Reid is having a hard time finding a Republican who think jobs are more important than tax cuts for rich people.
Senate Majority Leader Harry Reid (D-Nev.) lacks the votes to begin debating his targeted jobs bill, according to sources monitoring the legislation.
Reid needs 60 votes to open debate on the $15 billion jobs bill. The vote is scheduled for Monday, when lawmakers return from the Presidents Day recess....
[S]ince he announced his smaller jobs bill, it has been under siege by Republicans and Democrats alike. Absent political arm-twisting by Senate leaders to bring their rank-and-file in line, opposition to the bill is expected to be bipartisan, sources said.
Democratic Sen. Blanche Lincoln (Ark.) called on Reid to "reconsider" the move and urged him to move the Baucus-Grassley bipartisan proposal.
"I hope the majority leader will reconsider," Lincoln said in prepared remarks. "This bill was carefully crafted to achieve significant bipartisan support and contains several important measures to spur business growth and encourage new hires."
The centerpiece to Reid’s bill is a $13 billion tax credit employers can claim for hiring employees who have been out of work for more than 60 days. But not all Democratic senators support the initiative.
Sen.
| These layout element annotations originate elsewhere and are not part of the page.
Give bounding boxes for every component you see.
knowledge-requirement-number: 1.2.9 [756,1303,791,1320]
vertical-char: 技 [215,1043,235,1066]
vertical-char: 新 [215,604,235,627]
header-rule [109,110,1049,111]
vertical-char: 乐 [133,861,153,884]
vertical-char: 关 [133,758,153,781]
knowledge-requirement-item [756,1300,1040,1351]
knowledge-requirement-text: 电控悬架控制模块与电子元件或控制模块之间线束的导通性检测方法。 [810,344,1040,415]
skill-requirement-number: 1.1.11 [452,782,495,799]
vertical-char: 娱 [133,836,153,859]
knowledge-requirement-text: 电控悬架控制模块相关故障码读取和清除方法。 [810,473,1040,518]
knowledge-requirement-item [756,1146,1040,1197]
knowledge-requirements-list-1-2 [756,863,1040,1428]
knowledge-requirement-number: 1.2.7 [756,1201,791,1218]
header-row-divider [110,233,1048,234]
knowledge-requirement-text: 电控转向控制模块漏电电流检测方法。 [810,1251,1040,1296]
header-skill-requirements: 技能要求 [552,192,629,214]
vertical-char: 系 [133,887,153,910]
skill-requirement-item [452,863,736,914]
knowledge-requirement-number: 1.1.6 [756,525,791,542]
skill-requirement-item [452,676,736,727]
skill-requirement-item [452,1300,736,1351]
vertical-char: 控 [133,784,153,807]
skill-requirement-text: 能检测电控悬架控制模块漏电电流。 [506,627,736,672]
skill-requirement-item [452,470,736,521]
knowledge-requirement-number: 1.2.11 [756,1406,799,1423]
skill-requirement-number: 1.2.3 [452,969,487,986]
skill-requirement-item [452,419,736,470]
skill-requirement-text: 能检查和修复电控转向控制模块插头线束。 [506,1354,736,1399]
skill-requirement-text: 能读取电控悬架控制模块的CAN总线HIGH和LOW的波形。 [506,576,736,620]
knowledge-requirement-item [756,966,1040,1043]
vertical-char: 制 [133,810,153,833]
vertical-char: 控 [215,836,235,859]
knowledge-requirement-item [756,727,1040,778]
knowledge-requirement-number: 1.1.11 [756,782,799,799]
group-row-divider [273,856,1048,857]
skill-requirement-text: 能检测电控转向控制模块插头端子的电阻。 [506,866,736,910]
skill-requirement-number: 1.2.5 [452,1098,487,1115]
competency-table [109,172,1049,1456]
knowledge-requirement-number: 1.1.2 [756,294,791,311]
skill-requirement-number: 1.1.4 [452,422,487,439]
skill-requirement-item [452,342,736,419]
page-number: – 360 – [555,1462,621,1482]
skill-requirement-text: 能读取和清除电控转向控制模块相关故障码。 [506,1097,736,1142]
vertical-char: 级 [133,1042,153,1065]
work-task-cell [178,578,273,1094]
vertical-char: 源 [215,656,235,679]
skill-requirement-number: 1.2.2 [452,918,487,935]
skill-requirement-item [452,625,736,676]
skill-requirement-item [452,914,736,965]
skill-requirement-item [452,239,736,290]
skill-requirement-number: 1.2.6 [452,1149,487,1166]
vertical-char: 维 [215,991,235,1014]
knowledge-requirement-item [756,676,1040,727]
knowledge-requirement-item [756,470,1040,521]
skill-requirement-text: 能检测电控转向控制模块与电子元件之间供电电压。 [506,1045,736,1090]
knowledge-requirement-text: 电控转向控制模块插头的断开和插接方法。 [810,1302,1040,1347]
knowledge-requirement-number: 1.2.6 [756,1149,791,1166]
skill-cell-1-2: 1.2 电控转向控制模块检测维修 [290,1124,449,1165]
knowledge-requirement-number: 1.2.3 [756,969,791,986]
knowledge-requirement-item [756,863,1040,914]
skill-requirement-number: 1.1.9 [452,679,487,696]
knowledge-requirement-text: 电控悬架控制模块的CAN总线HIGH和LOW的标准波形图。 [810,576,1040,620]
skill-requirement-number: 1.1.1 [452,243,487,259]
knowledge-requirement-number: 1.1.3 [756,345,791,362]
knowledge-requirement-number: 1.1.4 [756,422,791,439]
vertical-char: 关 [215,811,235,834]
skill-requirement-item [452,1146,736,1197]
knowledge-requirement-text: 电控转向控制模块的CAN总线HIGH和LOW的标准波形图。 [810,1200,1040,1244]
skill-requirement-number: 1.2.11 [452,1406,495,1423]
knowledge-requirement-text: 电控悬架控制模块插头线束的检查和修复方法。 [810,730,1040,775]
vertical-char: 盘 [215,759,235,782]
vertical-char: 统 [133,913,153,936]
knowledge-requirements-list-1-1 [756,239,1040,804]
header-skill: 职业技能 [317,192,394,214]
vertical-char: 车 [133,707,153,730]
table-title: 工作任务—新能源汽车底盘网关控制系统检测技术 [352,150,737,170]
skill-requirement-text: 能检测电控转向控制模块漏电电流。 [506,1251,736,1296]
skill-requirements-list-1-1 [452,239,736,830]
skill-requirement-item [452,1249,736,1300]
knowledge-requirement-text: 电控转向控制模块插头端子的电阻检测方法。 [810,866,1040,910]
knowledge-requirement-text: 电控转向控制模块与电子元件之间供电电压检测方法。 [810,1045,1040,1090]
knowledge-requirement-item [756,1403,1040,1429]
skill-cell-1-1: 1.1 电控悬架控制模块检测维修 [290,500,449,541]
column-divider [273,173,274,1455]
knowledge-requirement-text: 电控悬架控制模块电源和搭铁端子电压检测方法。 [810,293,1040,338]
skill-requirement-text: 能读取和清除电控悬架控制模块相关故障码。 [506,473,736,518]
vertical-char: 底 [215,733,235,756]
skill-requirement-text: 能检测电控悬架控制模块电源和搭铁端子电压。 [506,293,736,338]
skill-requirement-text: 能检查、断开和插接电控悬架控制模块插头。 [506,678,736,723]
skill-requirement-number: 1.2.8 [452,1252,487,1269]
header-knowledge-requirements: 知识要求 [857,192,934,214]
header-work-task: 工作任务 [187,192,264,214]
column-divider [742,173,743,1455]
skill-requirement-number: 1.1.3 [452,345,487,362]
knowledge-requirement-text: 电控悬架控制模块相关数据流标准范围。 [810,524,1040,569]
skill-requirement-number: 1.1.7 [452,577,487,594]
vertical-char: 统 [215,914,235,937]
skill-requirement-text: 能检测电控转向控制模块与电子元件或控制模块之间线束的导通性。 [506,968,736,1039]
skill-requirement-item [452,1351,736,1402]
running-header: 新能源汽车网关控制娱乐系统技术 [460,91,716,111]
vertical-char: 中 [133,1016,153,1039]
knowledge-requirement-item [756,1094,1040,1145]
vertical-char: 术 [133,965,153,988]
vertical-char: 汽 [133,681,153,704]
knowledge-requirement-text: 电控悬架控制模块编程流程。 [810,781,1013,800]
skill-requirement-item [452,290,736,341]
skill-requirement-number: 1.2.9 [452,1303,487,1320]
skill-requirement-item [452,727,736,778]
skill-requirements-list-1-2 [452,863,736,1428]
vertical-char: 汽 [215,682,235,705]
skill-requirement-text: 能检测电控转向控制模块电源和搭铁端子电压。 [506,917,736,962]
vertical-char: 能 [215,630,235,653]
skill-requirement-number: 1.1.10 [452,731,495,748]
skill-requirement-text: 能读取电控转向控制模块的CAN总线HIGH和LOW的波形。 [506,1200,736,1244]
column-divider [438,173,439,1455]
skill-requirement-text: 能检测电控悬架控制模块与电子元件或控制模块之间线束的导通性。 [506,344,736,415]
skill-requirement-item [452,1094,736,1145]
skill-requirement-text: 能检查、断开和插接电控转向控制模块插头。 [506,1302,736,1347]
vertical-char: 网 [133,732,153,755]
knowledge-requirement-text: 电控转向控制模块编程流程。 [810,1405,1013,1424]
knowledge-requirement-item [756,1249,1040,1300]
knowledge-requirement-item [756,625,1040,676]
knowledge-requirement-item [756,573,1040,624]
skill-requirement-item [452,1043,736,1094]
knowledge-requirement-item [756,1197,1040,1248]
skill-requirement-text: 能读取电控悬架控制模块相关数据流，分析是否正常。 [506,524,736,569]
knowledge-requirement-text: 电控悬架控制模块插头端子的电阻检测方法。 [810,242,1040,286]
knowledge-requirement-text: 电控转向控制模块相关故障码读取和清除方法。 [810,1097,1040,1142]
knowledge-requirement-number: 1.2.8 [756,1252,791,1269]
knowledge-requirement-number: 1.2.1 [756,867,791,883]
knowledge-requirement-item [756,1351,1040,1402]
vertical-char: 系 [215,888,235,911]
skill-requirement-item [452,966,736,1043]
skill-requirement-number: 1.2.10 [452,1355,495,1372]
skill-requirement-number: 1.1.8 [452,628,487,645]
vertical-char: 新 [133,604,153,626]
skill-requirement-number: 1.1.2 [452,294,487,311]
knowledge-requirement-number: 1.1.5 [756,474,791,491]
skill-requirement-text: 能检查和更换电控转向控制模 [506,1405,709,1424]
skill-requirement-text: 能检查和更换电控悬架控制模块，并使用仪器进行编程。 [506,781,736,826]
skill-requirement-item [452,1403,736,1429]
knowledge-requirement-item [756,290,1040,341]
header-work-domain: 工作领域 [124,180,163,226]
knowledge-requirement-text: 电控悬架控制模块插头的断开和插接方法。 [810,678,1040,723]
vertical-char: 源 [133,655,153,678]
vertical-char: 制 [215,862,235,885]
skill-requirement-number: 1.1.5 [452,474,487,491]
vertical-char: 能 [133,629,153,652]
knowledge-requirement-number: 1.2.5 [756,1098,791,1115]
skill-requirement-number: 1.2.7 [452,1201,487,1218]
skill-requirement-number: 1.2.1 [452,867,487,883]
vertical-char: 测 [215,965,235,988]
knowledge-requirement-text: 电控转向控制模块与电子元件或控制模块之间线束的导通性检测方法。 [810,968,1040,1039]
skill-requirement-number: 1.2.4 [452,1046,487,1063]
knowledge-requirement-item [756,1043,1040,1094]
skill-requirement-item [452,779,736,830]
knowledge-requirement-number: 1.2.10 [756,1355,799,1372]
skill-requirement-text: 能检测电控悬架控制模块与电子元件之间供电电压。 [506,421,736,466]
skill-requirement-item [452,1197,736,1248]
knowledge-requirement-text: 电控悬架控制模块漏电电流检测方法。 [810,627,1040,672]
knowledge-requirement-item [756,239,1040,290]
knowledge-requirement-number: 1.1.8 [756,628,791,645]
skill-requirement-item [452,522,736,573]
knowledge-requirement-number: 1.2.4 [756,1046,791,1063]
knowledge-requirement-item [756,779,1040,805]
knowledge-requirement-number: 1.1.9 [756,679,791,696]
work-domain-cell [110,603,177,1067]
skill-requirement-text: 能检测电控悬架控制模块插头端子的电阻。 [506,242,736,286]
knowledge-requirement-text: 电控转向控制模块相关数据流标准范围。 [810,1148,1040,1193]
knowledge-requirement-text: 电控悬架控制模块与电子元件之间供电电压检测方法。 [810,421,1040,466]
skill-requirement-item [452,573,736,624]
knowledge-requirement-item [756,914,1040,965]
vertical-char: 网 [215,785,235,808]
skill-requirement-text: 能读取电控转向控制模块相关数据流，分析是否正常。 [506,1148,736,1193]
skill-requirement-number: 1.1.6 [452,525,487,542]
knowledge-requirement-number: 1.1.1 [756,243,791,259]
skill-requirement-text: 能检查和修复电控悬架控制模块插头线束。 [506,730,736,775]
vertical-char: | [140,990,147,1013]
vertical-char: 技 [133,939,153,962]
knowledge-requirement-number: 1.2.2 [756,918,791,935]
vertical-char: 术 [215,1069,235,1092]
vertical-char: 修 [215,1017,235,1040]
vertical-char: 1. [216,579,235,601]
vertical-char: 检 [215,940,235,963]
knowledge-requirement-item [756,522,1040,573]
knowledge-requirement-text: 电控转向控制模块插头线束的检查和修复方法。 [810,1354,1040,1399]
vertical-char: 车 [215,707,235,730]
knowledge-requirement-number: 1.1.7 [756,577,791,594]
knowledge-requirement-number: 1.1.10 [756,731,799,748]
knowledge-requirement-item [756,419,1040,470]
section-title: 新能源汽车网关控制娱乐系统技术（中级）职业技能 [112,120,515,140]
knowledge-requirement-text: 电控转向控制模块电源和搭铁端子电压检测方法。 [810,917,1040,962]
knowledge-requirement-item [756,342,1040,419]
Ben Nelson (D-Neb.) has raised the concern that a shortage in customer demand could render the tax break useless.
"There’s a question of whether that puts the cart before the horse," said Nelson. "If I don’t have enough customers for my product, hiring more people is not going to help and tax credits are not going to be to my advantage."
Actually, Ben Nelson is right on that one, as Harkin argues in the story, by noting that the CBO says that extending unemployment insurance would do more to create jobs, by creating demand, than would tax credits. What would really create jobs is significant government spending, but that would surely be rejected by Lincoln and Nelson, too.
Meanwhile, Republicans are meeting with lobbyists to plot out a course for killing the jobs bill [sub req.].
Senate Republican leaders are hoping to persuade waffling members of their Conference to block Majority Leader Harry Reid’s (D-Nev.) $15 billion jobs bill by arguing that Reid has brushed aside minority rights in bringing it to the floor, aides told a gathering of lobbyists Wednesday.
Although Reid’s decision to abandon an $85 billion bipartisan bill negotiated by Finance Chairman Max Baucus (D-Mont.) and ranking member Chuck Grassley (R-Iowa) in favor of his targeted approach has upset Republicans, aides acknowledged there is still no consensus within the GOP on how to vote on a cloture motion Monday to begin debate on the measure....
Given the divisions within the GOP Conference — and the fact that Republicans have largely backed most of the bill’s provisions in the past — leadership aides told lobbyists that the GOP plans to attack Reid’s bill over process, rather than policy.
Force the vote, Reid. Make every one of those Republicans stand up and vote against a jobs bill. And then every Democrat who has access to a microphone has to tell the country that the Republicans prevented a jobs bill from being passed.